Statistical Significance in Science – How to Game the system

A new study has produced “statistically significant” results supporting the (false) hypothesis that adults who listen to children’s songs become younger, not just feel younger, but become actually chronologically younger.

In statistical studies, there is always the possibility that results that seem to support a hypothesis could have occurred purely by chance and actually have nothing to do with the hypothesis.  In statistical jargon, the measure of this possibility is called the “P-value” which is an estimate of the probability that results occurred purely by chance.  Researchers strive for a low P-value.  The current arbitrary gold standard in some sciences is a P-value less than or equal to 0.05, meaning that there is only a one in twenty chance that the results are accidental.  The results with a P-value less than 0.05 are called “statistically significant” and are deemed to support the hypothesis.

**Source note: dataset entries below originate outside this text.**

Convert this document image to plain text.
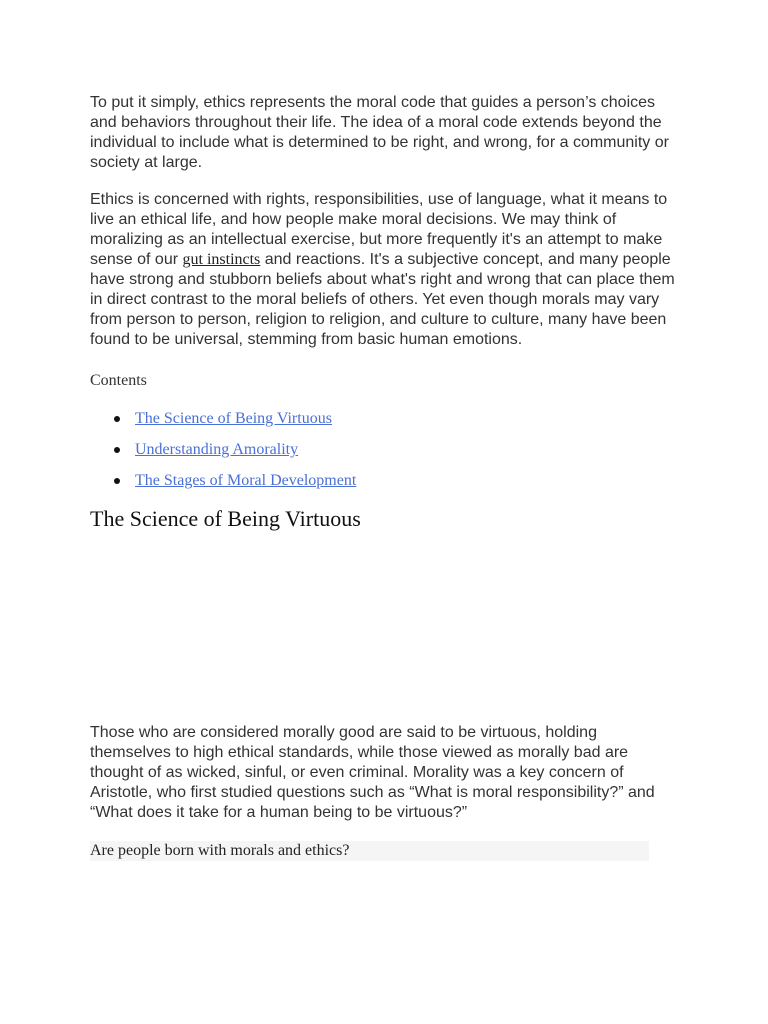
To put it simply, ethics represents the moral code that guides a person’s choices and behaviors throughout their life. The idea of a moral code extends beyond the individual to include what is determined to be right, and wrong, for a community or society at large.

Ethics is concerned with rights, responsibilities, use of language, what it means to live an ethical life, and how people make moral decisions. We may think of moralizing as an intellectual exercise, but more frequently it's an attempt to make sense of our gut instincts and reactions. It's a subjective concept, and many people have strong and stubborn beliefs about what's right and wrong that can place them in direct contrast to the moral beliefs of others. Yet even though morals may vary from person to person, religion to religion, and culture to culture, many have been found to be universal, stemming from basic human emotions.

Contents
The Science of Being Virtuous
Understanding Amorality
The Stages of Moral Development
The Science of Being Virtuous

Those who are considered morally good are said to be virtuous, holding themselves to high ethical standards, while those viewed as morally bad are thought of as wicked, sinful, or even criminal. Morality was a key concern of Aristotle, who first studied questions such as “What is moral responsibility?” and “What does it take for a human being to be virtuous?”

Are people born with morals and ethics?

To publish a statistics-based paper in a prestigious scientific journal, the results must be “statistically significant.” There are many ways, however, in which researchers can manipulate their data to meet the mathematical requirements for “statistical significance” and still be very wrong in their conclusions.  This seems especially common in health studies.

The study mentioned above was part of a larger study on how researchers can game the system to produce statistically significant results supporting their hypotheses.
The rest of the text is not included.